Spain: IS exemption on the sale of solar park development entities (RtB)


published on 6 October 2023 | reading time approx. 2 minutes

The Tax Authority reopens the possibility of applying the exemption provided in art. 21.3 of the Corporate Income Tax Law (LIS) with respect to the gain obtained on the sale of shares in an entity dedicated to the development of photovoltaic park in the ready-to-build (RtB) phase. 

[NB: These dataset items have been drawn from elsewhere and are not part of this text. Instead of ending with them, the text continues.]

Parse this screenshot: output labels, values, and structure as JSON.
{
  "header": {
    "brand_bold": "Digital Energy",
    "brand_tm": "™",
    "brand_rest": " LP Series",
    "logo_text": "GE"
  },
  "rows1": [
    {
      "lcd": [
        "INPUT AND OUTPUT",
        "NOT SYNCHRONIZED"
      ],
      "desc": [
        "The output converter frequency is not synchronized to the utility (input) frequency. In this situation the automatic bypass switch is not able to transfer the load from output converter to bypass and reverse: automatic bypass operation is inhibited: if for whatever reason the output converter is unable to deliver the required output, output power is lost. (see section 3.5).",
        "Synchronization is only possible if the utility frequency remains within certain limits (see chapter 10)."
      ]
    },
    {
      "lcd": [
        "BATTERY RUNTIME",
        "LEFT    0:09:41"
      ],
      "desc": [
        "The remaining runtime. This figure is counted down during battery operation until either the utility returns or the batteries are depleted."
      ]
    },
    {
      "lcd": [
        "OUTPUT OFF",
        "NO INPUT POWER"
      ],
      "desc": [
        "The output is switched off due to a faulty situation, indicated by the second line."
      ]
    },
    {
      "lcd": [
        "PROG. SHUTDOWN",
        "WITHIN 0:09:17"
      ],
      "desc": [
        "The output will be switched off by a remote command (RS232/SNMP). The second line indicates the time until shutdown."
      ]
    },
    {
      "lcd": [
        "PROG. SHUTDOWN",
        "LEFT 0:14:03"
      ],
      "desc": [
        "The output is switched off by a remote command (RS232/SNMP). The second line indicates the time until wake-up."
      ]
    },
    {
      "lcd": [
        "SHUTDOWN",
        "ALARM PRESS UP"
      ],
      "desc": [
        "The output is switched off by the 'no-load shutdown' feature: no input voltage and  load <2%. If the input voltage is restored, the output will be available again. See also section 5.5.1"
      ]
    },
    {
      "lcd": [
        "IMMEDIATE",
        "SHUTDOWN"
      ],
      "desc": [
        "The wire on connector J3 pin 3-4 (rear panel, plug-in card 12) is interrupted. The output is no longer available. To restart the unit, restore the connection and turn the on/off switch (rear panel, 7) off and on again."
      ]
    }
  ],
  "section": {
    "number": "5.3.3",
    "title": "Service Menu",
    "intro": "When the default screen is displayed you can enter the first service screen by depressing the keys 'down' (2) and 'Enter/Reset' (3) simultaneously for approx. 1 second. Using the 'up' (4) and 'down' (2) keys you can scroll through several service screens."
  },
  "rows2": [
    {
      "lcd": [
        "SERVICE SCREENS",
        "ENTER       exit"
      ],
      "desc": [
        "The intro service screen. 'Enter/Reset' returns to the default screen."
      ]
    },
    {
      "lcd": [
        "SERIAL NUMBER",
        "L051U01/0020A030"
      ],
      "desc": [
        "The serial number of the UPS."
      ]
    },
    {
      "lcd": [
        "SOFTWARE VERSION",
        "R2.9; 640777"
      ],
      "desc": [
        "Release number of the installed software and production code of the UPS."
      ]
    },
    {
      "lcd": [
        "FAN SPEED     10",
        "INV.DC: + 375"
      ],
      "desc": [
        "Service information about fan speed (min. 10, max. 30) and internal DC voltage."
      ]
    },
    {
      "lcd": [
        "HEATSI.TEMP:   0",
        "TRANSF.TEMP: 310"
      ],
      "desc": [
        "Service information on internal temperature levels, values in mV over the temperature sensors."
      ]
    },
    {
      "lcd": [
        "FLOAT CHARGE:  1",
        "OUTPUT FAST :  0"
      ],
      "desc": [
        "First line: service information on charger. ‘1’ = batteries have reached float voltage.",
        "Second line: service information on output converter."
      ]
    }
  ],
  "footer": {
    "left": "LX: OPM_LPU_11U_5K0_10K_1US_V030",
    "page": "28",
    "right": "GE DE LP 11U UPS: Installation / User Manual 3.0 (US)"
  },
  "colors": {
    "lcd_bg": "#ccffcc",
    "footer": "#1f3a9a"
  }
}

The Tax Authority, in its binding ruling V2200-23 of 26 July 2023, changes its criteria with respect to the binding ruling V2265-21 of 12 August 2021, by considering that, although it has to be analysed case by case, in principle, an entity dedicated to the promotion of a photovoltaic park is not a patrimonial entity for the purposes of art. 5.2. LIS. This criterion is in line with its binding ruling V2931-16 of 23 June 2016. 
In this binding ruling, the Tax Authority analyses the case of a holding entity that is the owner of several SPVs that are engaged in the processing and promotion of photovoltaic projects in Spain. This promotion of photovoltaic parks includes the performance of all the activities necessary to obtain the RtB status (i.e., drafting of technical and engineering projects, obtaining the municipal license for the works, etc.).  
The SPV, during the promotion stage, does not have its own personal resources for the exercise of the economic activity, obtaining all the necessary services from the holding company and external suppliers. 
In this case, the holding company wonders whether the positive income obtained on the transfer of the SPVs' shares when they reach RtB status can benefit from the exemption provided in art. 21.3 LIS. 
The Tax Authority states that the SPVs are carrying out an activity of promoting photovoltaic solar parks, and therefore these entities would not be considered as patrimonial entities, as their assets would be used to carry out an economic activity. 
Therefore, if the requirements of art. 21 LIS are met (i.e., 5% shareholding and 1 year of uninterrupted holding of the shares), the holding company may apply the 95% exemption of art. 21.3 LIS, with respect to the positive income derived from the transfer of its shares in the SPVs. 
In this regard, it is important to note that the activity of the SPVs in question is the promotion of solar parks, so it will be necessary to consider each case individually to confirm whether the exemption of art. 21.3 LIS is applicable.